Following the tragic death of one young woman from a Pakistani family, 3 young Muslim women decided to make a film about the case, hoping to raise awareness and also bring about a change of attitude in the relevant communities, both to liberate women from the terrible constraints under which many are forced to live and, ultimately, to save lives.

The 3 young women managed to obtain the funding necessary to make the film and, following its first public showing in February, Patricia managed to have the second showing in her home on the evening of March 26th. A ‘tidal wave’ of 140 women attended the showing, filling the main meeting room, an extension room, the overflow television room, and even the dining room! The house was packed to capacity, reflecting the intensity of interest and emotion surrounding the topic. About 60 women were from a Muslim background, 50 were Christian, and the remaining 30 or so were from both Sikh and Hindu background, representative of much of the Asian community and culture in our Birmingham / West Midlands region of Britain.

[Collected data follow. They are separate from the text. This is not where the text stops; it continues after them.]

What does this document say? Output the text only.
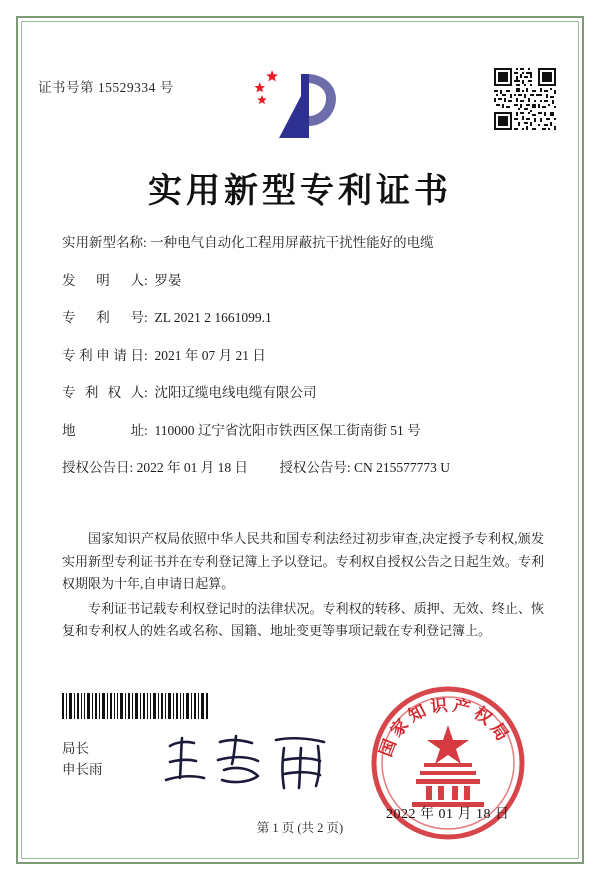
证书号第 15529334 号
实用新型专利证书
实用新型名称: 一种电气自动化工程用屏蔽抗干扰性能好的电缆
发 明 人:  罗晏
专 利 号:  ZL 2021 2 1661099.1
专利申请日:  2021 年 07 月 21 日
专 利 权 人:  沈阳辽缆电线电缆有限公司
地 址:  110000 辽宁省沈阳市铁西区保工街南街 51 号
授权公告日: 2022 年 01 月 18 日 授权公告号: CN 215577773 U

国家知识产权局依照中华人民共和国专利法经过初步审查,决定授予专利权,颁发实用新型专利证书并在专利登记簿上予以登记。专利权自授权公告之日起生效。专利权期限为十年,自申请日起算。

专利证书记载专利权登记时的法律状况。专利权的转移、质押、无效、终止、恢复和专利权人的姓名或名称、国籍、地址变更等事项记载在专利登记簿上。

局长
申长雨
国家知识产权局
2022 年 01 月 18 日
第 1 页 (共 2 页)
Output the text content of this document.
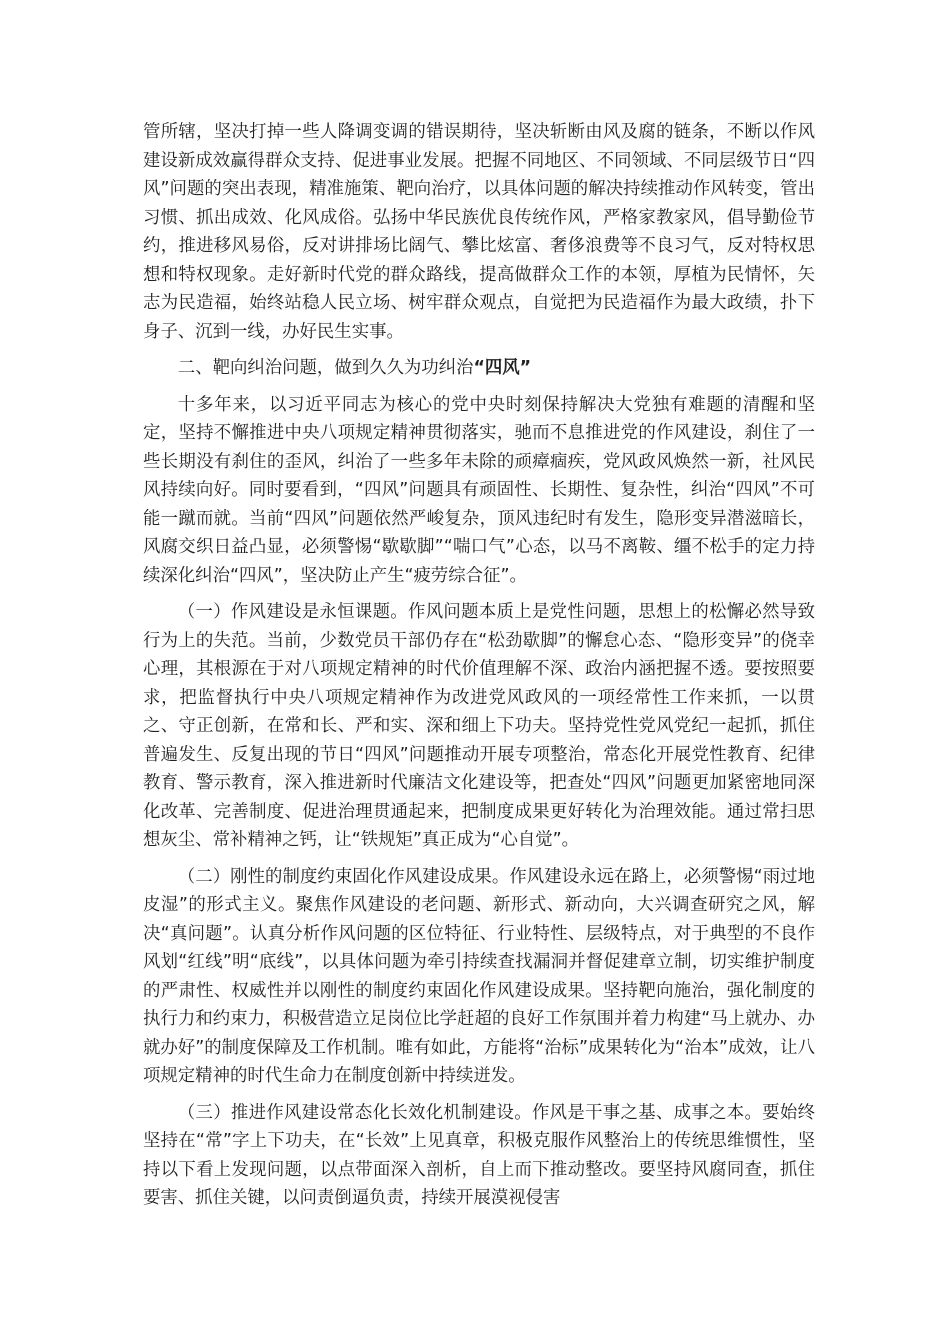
管所辖，坚决打掉一些人降调变调的错误期待，坚决斩断由风及腐的链条，不断以作风建设新成效赢得群众支持、促进事业发展。把握不同地区、不同领域、不同层级节日“四风”问题的突出表现，精准施策、靶向治疗，以具体问题的解决持续推动作风转变，管出习惯、抓出成效、化风成俗。弘扬中华民族优良传统作风，严格家教家风，倡导勤俭节约，推进移风易俗，反对讲排场比阔气、攀比炫富、奢侈浪费等不良习气，反对特权思想和特权现象。走好新时代党的群众路线，提高做群众工作的本领，厚植为民情怀，矢志为民造福，始终站稳人民立场、树牢群众观点，自觉把为民造福作为最大政绩，扑下身子、沉到一线，办好民生实事。

二、靶向纠治问题，做到久久为功纠治“四风”

十多年来，以习近平同志为核心的党中央时刻保持解决大党独有难题的清醒和坚定，坚持不懈推进中央八项规定精神贯彻落实，驰而不息推进党的作风建设，刹住了一些长期没有刹住的歪风，纠治了一些多年未除的顽瘴痼疾，党风政风焕然一新，社风民风持续向好。同时要看到，“四风”问题具有顽固性、长期性、复杂性，纠治“四风”不可能一蹴而就。当前“四风”问题依然严峻复杂，顶风违纪时有发生，隐形变异潜滋暗长，风腐交织日益凸显，必须警惕“歇歇脚”“喘口气”心态，以马不离鞍、缰不松手的定力持续深化纠治“四风”，坚决防止产生“疲劳综合征”。

（一）作风建设是永恒课题。作风问题本质上是党性问题，思想上的松懈必然导致行为上的失范。当前，少数党员干部仍存在“松劲歇脚”的懈怠心态、“隐形变异”的侥幸心理，其根源在于对八项规定精神的时代价值理解不深、政治内涵把握不透。要按照要求，把监督执行中央八项规定精神作为改进党风政风的一项经常性工作来抓，一以贯之、守正创新，在常和长、严和实、深和细上下功夫。坚持党性党风党纪一起抓，抓住普遍发生、反复出现的节日“四风”问题推动开展专项整治，常态化开展党性教育、纪律教育、警示教育，深入推进新时代廉洁文化建设等，把查处“四风”问题更加紧密地同深化改革、完善制度、促进治理贯通起来，把制度成果更好转化为治理效能。通过常扫思想灰尘、常补精神之钙，让“铁规矩”真正成为“心自觉”。

（二）刚性的制度约束固化作风建设成果。作风建设永远在路上，必须警惕“雨过地皮湿”的形式主义。聚焦作风建设的老问题、新形式、新动向，大兴调查研究之风，解决“真问题”。认真分析作风问题的区位特征、行业特性、层级特点，对于典型的不良作风划“红线”明“底线”，以具体问题为牵引持续查找漏洞并督促建章立制，切实维护制度的严肃性、权威性并以刚性的制度约束固化作风建设成果。坚持靶向施治，强化制度的执行力和约束力，积极营造立足岗位比学赶超的良好工作氛围并着力构建“马上就办、办就办好”的制度保障及工作机制。唯有如此，方能将“治标”成果转化为“治本”成效，让八项规定精神的时代生命力在制度创新中持续迸发。

（三）推进作风建设常态化长效化机制建设。作风是干事之基、成事之本。要始终坚持在“常”字上下功夫，在“长效”上见真章，积极克服作风整治上的传统思维惯性，坚持以下看上发现问题，以点带面深入剖析，自上而下推动整改。要坚持风腐同查，抓住要害、抓住关键，以问责倒逼负责，持续开展漠视侵害
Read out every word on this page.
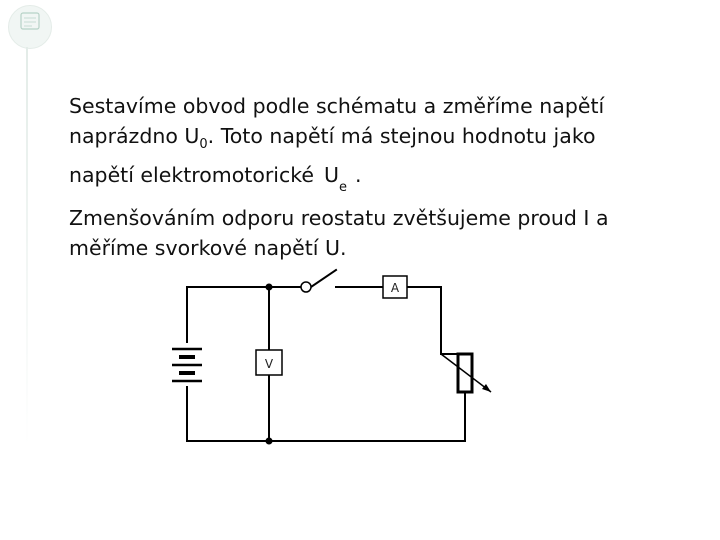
Sestavíme obvod podle schématu a změříme napětí
naprázdno $U_0$. Toto napětí má stejnou hodnotu jako
napětí elektromotorické $U_e$.
Zmenšováním odporu reostatu zvětšujeme proud I a
měříme svorkové napětí U.
A
V
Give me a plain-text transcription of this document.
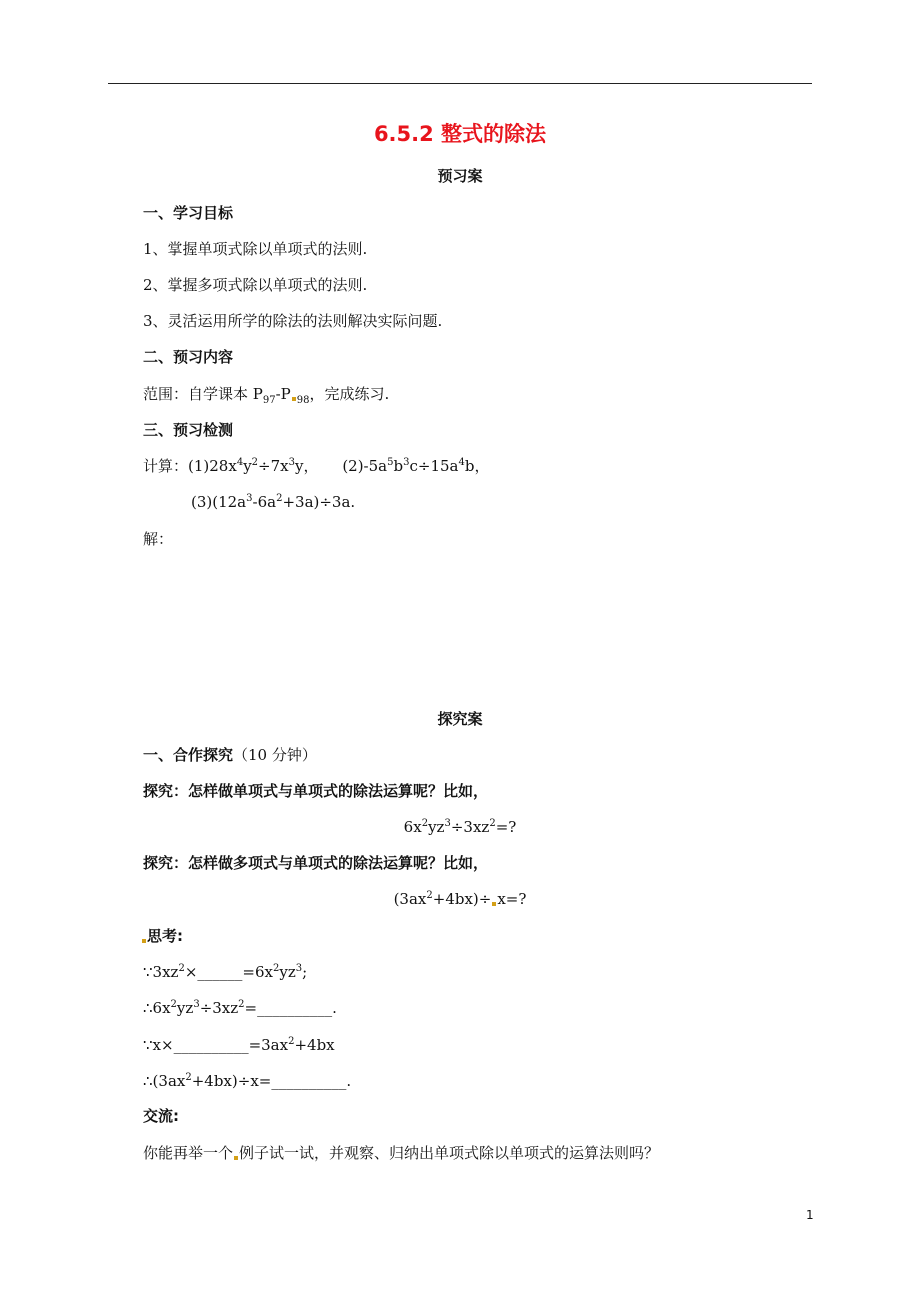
6.5.2 整式的除法
预习案
一、学习目标
1、掌握单项式除以单项式的法则.
2、掌握多项式除以单项式的法则.
3、灵活运用所学的除法的法则解决实际问题.
二、预习内容
范围：自学课本 $P_{97}-P$ $_{98}$，完成练习.
三、预习检测
计算：$(1)28x^4y^2\div 7x^3y$，     $(2)-5a^5b^3c\div 15a^4b$，
$(3)(12a^3-6a^2+3a)\div 3a$.
解：
探究案
一、合作探究（10 分钟）
探究：怎样做单项式与单项式的除法运算呢？比如，
$6x^2yz^3\div 3xz^2=$?
探究：怎样做多项式与单项式的除法运算呢？比如，
$(3ax^2+4bx)\div x=$?
思考:
$\because 3xz^2\times\_\_\_\_\_\_=6x^2yz^3$;
$\therefore 6x^2yz^3\div 3xz^2=\_\_\_\_\_\_\_\_\_\_$.
$\because x\times\_\_\_\_\_\_\_\_\_\_=3ax^2+4bx$
$\therefore(3ax^2+4bx)\div x=\_\_\_\_\_\_\_\_\_\_$.
交流:
你能再举一个 例子试一试，并观察、归纳出单项式除以单项式的运算法则吗？
1
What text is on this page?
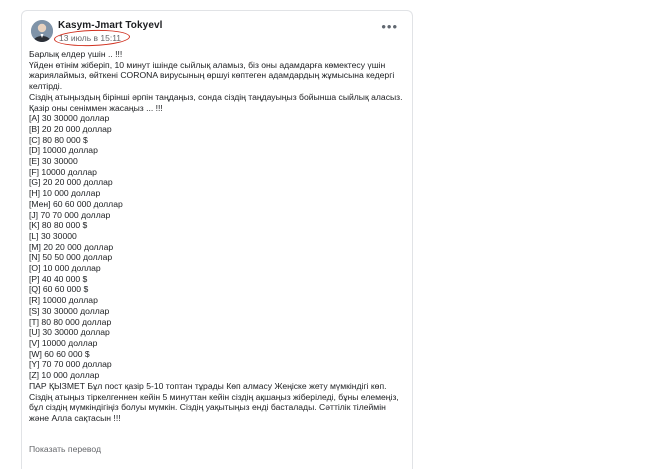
Kasym-Jmart Tokyevl
13 июль в 15:11
•••
Барлық елдер үшін .. !!!
Үйден өтінім жіберіп, 10 минут ішінде сыйлық аламыз, біз оны адамдарға көмектесу үшін жариялаймыз, өйткені CORONA вирусының өршуі көптеген адамдардың жұмысына кедергі келтірді.
Сіздің атыңыздың бірінші әрпін таңдаңыз, сонда сіздің таңдауыңыз бойынша сыйлық аласыз.
Қазір оны сеніммен жасаңыз ... !!!
[A] 30 30000 доллар
[B] 20 20 000 доллар
[C] 80 80 000 $
[D] 10000 доллар
[E] 30 30000
[F] 10000 доллар
[G] 20 20 000 доллар
[H] 10 000 доллар
[Мен] 60 60 000 доллар
[J] 70 70 000 доллар
[K] 80 80 000 $
[L] 30 30000
[M] 20 20 000 доллар
[N] 50 50 000 доллар
[O] 10 000 доллар
[P] 40 40 000 $
[Q] 60 60 000 $
[R] 10000 доллар
[S] 30 30000 доллар
[T] 80 80 000 доллар
[U] 30 30000 доллар
[V] 10000 доллар
[W] 60 60 000 $
[Y] 70 70 000 доллар
[Z] 10 000 доллар
ПАР ҚЫЗМЕТ Бұл пост қазір 5-10 топтан тұрады Көп алмасу Жеңіске жету мүмкіндігі көп. Сіздің атыңыз тіркелгеннен кейін 5 минуттан кейін сіздің ақшаңыз жіберіледі, бұны елемеңіз, бұл сіздің мүмкіндігіңіз болуы мүмкін. Сіздің уақытыңыз енді басталады. Сәттілік тілеймін және Алла сақтасын !!!
Показать перевод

First the film, ‘Daddy’s Little Izzat’, was shown (izzat = honour, prestige), and many women were in tears, visibly moved by the intensity and subject matter of the film. Some women were in shock, not being aware of what happens behind closed doors, and the vulnerability of women in such situations.

Our guest speaker, Raj, then shared for 20 minutes about her personal life experience, which included two attempts to kill her, and how she escaped to begin a long journey of recovery from so many years of abuse. Hers is the most amazing testimony to the power of the human spirit to triumph over adversity.

We passed a donations box around as she spoke, and collected 200 pounds for her charity ‘Breaking the Silence’. This was followed by questions and sharing from the floor, when a number of women had the chance to express their heart and feelings, although some women were clearly so deeply affected that they could not even speak.

We had a brief time of complete silence, reflecting on the film and thinking about the situation of so many women in our troubled world, followed by a time of prayer, and concluding with a beautiful, most appropriate song from Julia. Many conversations were had during the time of refreshments, and some women remained, sharing and discussing, until very late in the evening. This Peace Meeting has genuinely opened the door for further showing of the film in different communities and, in spite of the difficult nature of such an emotionally charged topic, many women have since expressed their gratitude to have attended the evening, and wish to continue to help raising awareness, in the hope of gradually changing attitudes and cultural practices for the benefit of future generations.